ULATANTIMES.COM, KATHMANDU – Bencana alam dahsyat kembali melanda kawasan Asia Selatan pada akhir Agustus 2026. Sedikitnya sebelas proyek PLTA Nepal hancur akibat banjir bandang yang menerjang sepanjang daerah aliran sungai perbatasan sebagaimana dilansir.
Terjangan air bah bercampur lumpur tebal meluluhlantakkan bangunan pembangkit listrik dan infrastruktur pendukung. Bencana ini memicu krisis pasokan energi listrik yang sangat parah di berbagai kota besar Nepal.

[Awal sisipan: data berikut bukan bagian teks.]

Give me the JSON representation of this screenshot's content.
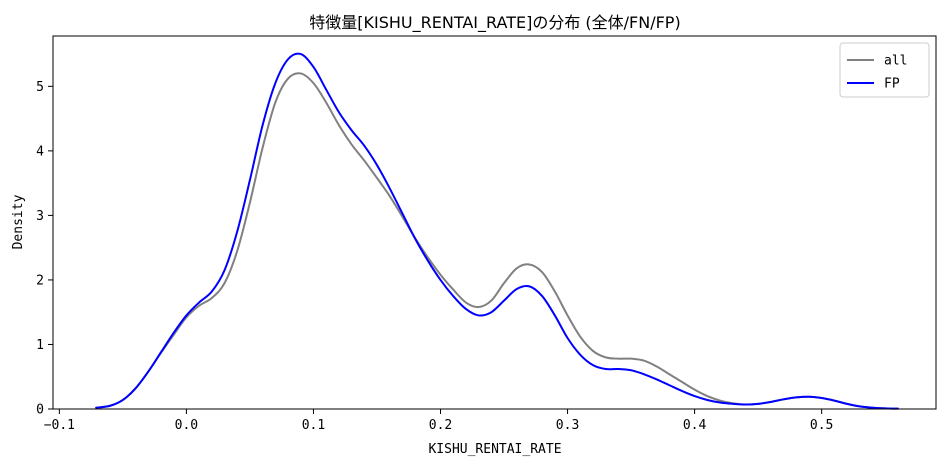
{
  "chart_data": {
    "type": "line",
    "title": "特徴量[KISHU_RENTAI_RATE]の分布 (全体/FN/FP)",
    "xlabel": "KISHU_RENTAI_RATE",
    "ylabel": "Density",
    "xlim": [
      -0.105,
      0.59
    ],
    "ylim": [
      0,
      5.78
    ],
    "x_ticks": [
      -0.1,
      0.0,
      0.1,
      0.2,
      0.3,
      0.4,
      0.5
    ],
    "x_tick_labels": [
      "−0.1",
      "0.0",
      "0.1",
      "0.2",
      "0.3",
      "0.4",
      "0.5"
    ],
    "y_ticks": [
      0,
      1,
      2,
      3,
      4,
      5
    ],
    "y_tick_labels": [
      "0",
      "1",
      "2",
      "3",
      "4",
      "5"
    ],
    "grid": false,
    "legend": "top-right",
    "series": [
      {
        "name": "all",
        "color": "#808080",
        "x": [
          -0.071,
          -0.06,
          -0.05,
          -0.04,
          -0.03,
          -0.02,
          -0.01,
          0.0,
          0.01,
          0.02,
          0.03,
          0.04,
          0.05,
          0.06,
          0.07,
          0.08,
          0.09,
          0.1,
          0.11,
          0.12,
          0.13,
          0.14,
          0.15,
          0.16,
          0.17,
          0.18,
          0.19,
          0.2,
          0.21,
          0.22,
          0.23,
          0.24,
          0.25,
          0.26,
          0.27,
          0.28,
          0.29,
          0.3,
          0.31,
          0.32,
          0.33,
          0.34,
          0.35,
          0.36,
          0.37,
          0.38,
          0.39,
          0.4,
          0.41,
          0.42,
          0.43,
          0.44,
          0.45,
          0.46,
          0.47,
          0.48,
          0.49,
          0.5,
          0.51,
          0.52,
          0.53,
          0.54,
          0.55,
          0.56
        ],
        "y": [
          0.02,
          0.05,
          0.14,
          0.32,
          0.58,
          0.87,
          1.15,
          1.42,
          1.6,
          1.72,
          1.95,
          2.45,
          3.2,
          4.05,
          4.75,
          5.12,
          5.2,
          5.05,
          4.75,
          4.4,
          4.1,
          3.85,
          3.58,
          3.3,
          2.98,
          2.65,
          2.35,
          2.08,
          1.85,
          1.65,
          1.58,
          1.68,
          1.95,
          2.18,
          2.24,
          2.12,
          1.82,
          1.45,
          1.12,
          0.9,
          0.8,
          0.78,
          0.78,
          0.75,
          0.66,
          0.54,
          0.42,
          0.3,
          0.2,
          0.13,
          0.09,
          0.07,
          0.08,
          0.11,
          0.15,
          0.18,
          0.19,
          0.17,
          0.13,
          0.08,
          0.04,
          0.02,
          0.01,
          0.005
        ]
      },
      {
        "name": "FP",
        "color": "#0000ff",
        "x": [
          -0.071,
          -0.06,
          -0.05,
          -0.04,
          -0.03,
          -0.02,
          -0.01,
          0.0,
          0.01,
          0.02,
          0.03,
          0.04,
          0.05,
          0.06,
          0.07,
          0.08,
          0.09,
          0.1,
          0.11,
          0.12,
          0.13,
          0.14,
          0.15,
          0.16,
          0.17,
          0.18,
          0.19,
          0.2,
          0.21,
          0.22,
          0.23,
          0.24,
          0.25,
          0.26,
          0.27,
          0.28,
          0.29,
          0.3,
          0.31,
          0.32,
          0.33,
          0.34,
          0.35,
          0.36,
          0.37,
          0.38,
          0.39,
          0.4,
          0.41,
          0.42,
          0.43,
          0.44,
          0.45,
          0.46,
          0.47,
          0.48,
          0.49,
          0.5,
          0.51,
          0.52,
          0.53,
          0.54,
          0.55,
          0.56
        ],
        "y": [
          0.02,
          0.05,
          0.14,
          0.32,
          0.58,
          0.88,
          1.18,
          1.45,
          1.65,
          1.82,
          2.15,
          2.75,
          3.55,
          4.4,
          5.05,
          5.42,
          5.5,
          5.3,
          4.95,
          4.6,
          4.32,
          4.08,
          3.78,
          3.42,
          3.03,
          2.64,
          2.3,
          2.0,
          1.75,
          1.55,
          1.45,
          1.5,
          1.68,
          1.86,
          1.9,
          1.75,
          1.45,
          1.1,
          0.84,
          0.68,
          0.62,
          0.62,
          0.6,
          0.54,
          0.46,
          0.37,
          0.28,
          0.2,
          0.14,
          0.1,
          0.08,
          0.07,
          0.08,
          0.11,
          0.15,
          0.18,
          0.19,
          0.17,
          0.13,
          0.08,
          0.04,
          0.02,
          0.01,
          0.005
        ]
      }
    ]
  }
}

Baca Juga:Banjir Dahsyat Nepal Tewaskan 626 Orang, Ribuan Masih Hilang
Dampak Kerusakan 11 Proyek PLTA Nepal Hancur Akibat Banjir
Asosiasi Pengembang Pembangkit Listrik Tenaga Air Nepal melaporkan kerusakan fatal pada turbin dan terowongan air. Banjir bandang membawa material bebatuan besar dari pegunungan Himalaya yang langsung menghantam fasilitas utama pembangkit mengutip laporan The Hindu.
Otoritas kelistrikan nasional terpaksa menghentikan operasional transmisi demi mencegah bahaya korsleting arus listrik massal. Kerusakan fasilitas energi ini menimbulkan kerugian finansial bernilai ratusan miliar rupiah bagi perekonomian negara.
Upaya Penyelamatan Ratusan Pekerja Terowongan
Bencana ini juga mengancam keselamatan ratusan tenaga kerja teknis di lokasi proyek. Material longsor sempat menutup akses terowongan bawah tanah dan menjebak lebih dari 900 pekerja proyek hidroelektrik.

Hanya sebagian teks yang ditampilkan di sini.